Being able to file a claim in Small Claims Court would give an employee an increased likelihood of a trial and make it less likely employers could negotiate a favourable settlement. Cost awards are also limited in Small Claims Court, so claims will have less financial risk for employees and the financial advantage of employers would be at least partly nullified.
Legal costs are always a concern for individuals, especially when they take on an organization with access to more legal resources, and may discourage them from pursuing claims against employers in many circumstances. There will be a couple of other major changes that lower the costs of legal actions and could reduce this disincentive.

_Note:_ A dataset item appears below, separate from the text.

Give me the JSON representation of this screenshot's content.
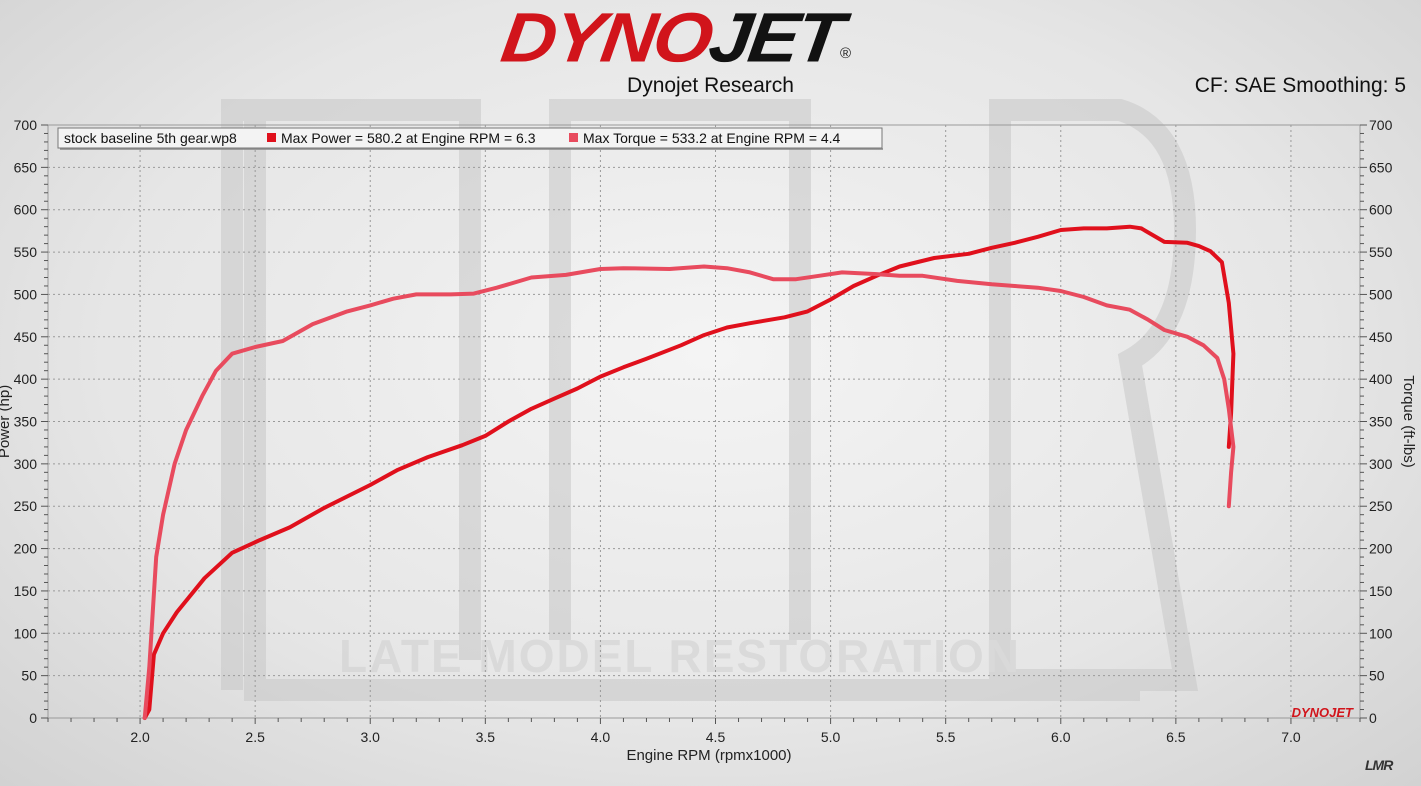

Jan. 1 will see an increase in the amount of damages allowed for a trial heard under the Rules of Simplified Procedure. Claims heard under these rules are more streamlined and cost-effective, a big plus for individuals who might have a beef against an employer. As things are now, employees could be discouraged from pursuing a big claim because of the potential of it getting bogged down in a lengthy, costly process they couldn’t afford. However, the limit on damages for trials under these rules will be doubling from $50,000 to $100,000, which will likely give individuals more motivation and ability to pursue a larger claim, particularly against an employer.
The court changes will also reduce costs for trials that go to summary judgment, which is another way to streamline a trial and get a quick decision. Under the current system, a party in a trial who requests a summary judgment and loses must pay the costs of the other side. Naturally, individuals taking on organizations would be less likely to push for a summary judgment because they would be less likely to afford the financial risk, even though it could potentially get them a quicker damage award if victorious. Under the new system, judges will have discretion on awarding costs based on the appropriateness of the motion. Therefore, if an individual employee seeks summary judgment the judge deems was reasonable regardless of the outcome, she may not be on the hook for much of the employer’s costs even if she loses the case.
The changes to the Ontario court system scheduled to be in place for 2010 all follow the Ontario government’s stated desire of access to justice for individual Ontario residents through ways to decrease costs and the financial risk of pursuing a claim. Will this greater access to justice mean trouble for employers in the form of increased wrongful dismissal trials and breach of contract claims?
Jeffrey R. Smith is the editor of Canadian Employment Law Today, a publication that looks at workplace law from a business perspective.